Oregon's Higher Education Coordinating Commission completed its study and recommended that extra money should instead be spent to pay off state-issued construction bonds, increase funds for the state's community colleges and universities, and expand financial aid. Still, the commission said the idea of free tuition is worth discussing, especially since one of its goals is to raise college attainment rates for state residents.
North Dakota has an enviable situation: a projected $5 billion in new oil revenue for next year. One proposal for a portion of this money is to provide free college tuition for students who maintain a good GPA. While details have not been worked out, legislation may be voted on as early as this winter.
In Chicago Mayor Rahm Emanual announced last week the new Chicago Star Scholarship, which would offer free tuition to Chicago Public School students who graduate with a 3.0 GPA or higher and place into college-level math and English. The scholarship can be used at one of the city's seven City Colleges and will provide waivers for tuition, fees and books. It will be paid for by City Colleges of Chicago, which expects to enroll up to 1,000 more students next fall.
At Cuesta College in California, a donation of $8 million to the college's Foundation has resulted in a scholarship endowment that covers first-year tuition and fees for all newly graduated San Luis Obispo County high school students. In Georgia, a state policy allows residents age 62 and older to attend college for free.
Looking abroad, higher education is free in Germany - even for international students.
It's an intriguing idea, but as you can see, it takes funding, something that the state of Illinois simply doesn't have. But free education may come in other forms - such as MOOCs (massive open online courses offered for free). While some have said MOOCs will revolutionize higher education, it's become clear this doesn't seem to be the case. Still, as the Chronicle of Higher Education reports, the revolution isn't dead. Now that the initial frenzy over MOOCs has passed, it's time to assess this delivery method and determine how these courses can be used by colleges and universities, how to measure success and how to actually make them open to everyone. In addition the Wall Street Journal discusses whether businesses will begin using MOOCs for executive training.
It's clear all of these initiatives are designed to make a college education more attainable, which in turn provides a more educated workforce and strengthens local businesses and economies. While the state of Illinois simply cannot fund free tuition, it forces individual colleges like us to be creative in our efforts help students gain access to a higher education without breaking the bank.
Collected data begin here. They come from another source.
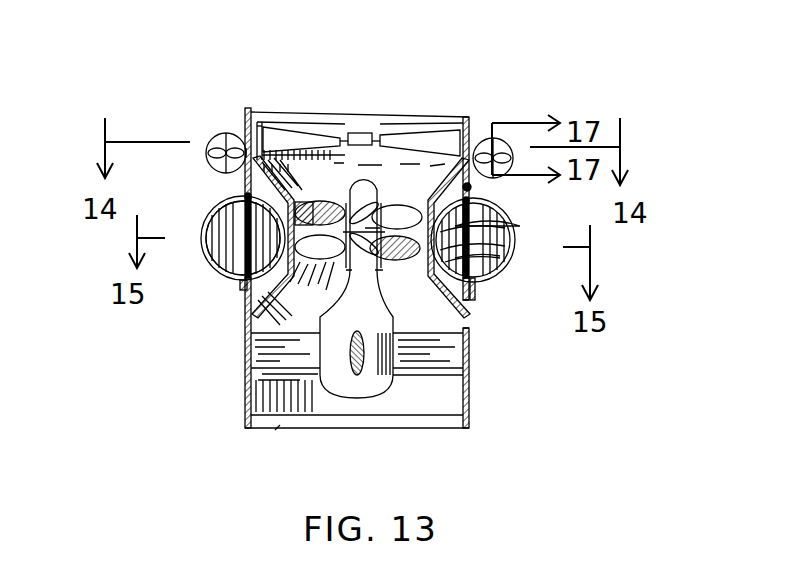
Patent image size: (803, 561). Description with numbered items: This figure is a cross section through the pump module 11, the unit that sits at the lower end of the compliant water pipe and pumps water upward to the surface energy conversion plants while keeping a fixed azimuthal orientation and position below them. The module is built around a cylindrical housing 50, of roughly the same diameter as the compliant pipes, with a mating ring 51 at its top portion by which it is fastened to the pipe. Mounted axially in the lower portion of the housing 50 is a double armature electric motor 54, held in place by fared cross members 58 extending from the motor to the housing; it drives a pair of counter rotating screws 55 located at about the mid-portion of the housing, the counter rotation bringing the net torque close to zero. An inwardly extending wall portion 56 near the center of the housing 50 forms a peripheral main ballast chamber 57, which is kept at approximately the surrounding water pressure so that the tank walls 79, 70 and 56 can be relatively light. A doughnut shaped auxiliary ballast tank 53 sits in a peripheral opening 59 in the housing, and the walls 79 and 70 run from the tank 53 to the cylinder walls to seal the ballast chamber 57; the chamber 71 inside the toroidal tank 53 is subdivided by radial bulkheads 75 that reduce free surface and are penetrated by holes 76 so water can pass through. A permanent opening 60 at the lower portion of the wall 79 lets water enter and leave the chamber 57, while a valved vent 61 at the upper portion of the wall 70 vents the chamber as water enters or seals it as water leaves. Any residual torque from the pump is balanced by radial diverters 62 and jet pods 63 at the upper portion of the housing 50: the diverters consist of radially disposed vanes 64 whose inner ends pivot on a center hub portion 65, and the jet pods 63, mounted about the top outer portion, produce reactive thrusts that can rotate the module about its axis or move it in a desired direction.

The pump module 11 is at (247, 106).
The cylindrical housing 50 is at (243, 357).
The mating ring 51 is at (478, 118).
The auxiliary ballast tank 53 is at (219, 270).
The double armature electric motor 54 is at (335, 382).
The counter rotating screws 55 is at (322, 211).
The inwardly extending wall portion 56 is at (320, 262).
The main ballast chamber 57 is at (247, 303).
The fared cross members 58 is at (437, 370).
The peripheral opening 59 is at (472, 282).
The permanent opening 60 is at (469, 318).
The valved vent 61 is at (472, 190).
The radial diverters 62 is at (370, 102).
The jet pods 63 is at (216, 134).
The vanes 64 is at (282, 126).
The center hub portion 65 is at (366, 131).
The wall 70 is at (246, 190).
The chamber 71 is at (207, 224).
The bulkheads 75 is at (520, 226).
The holes 76 is at (500, 258).
The wall 79 is at (240, 317).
As I discussed earlier, the fact that the state's community college presidents are backing the baccalaureate movement is one way for students to earn a bachelor's degree at a fraction of the cost. Another is our 3+1 programs, which we will continue to expand with the announcement of a new partnership at the end of this month. Offering full scholarships in the form of Presidential Scholarships to high achieving students is another example, while our Foundation continues to raise more and more money for scholarships. In addition, paying close attention to our fiscal responsibilities has enabled COD to lower tuition by $4 per credit hour for the spring 2015 term. Our enrollment increase means people want to be here. Our greatest objective is to provide each student with the best education possible so they leave here with either a job in hand or a seamless transfer to a four-year school. Just as important, our goal is to make sure they finish their degrees without incurring a substantial amount of debt.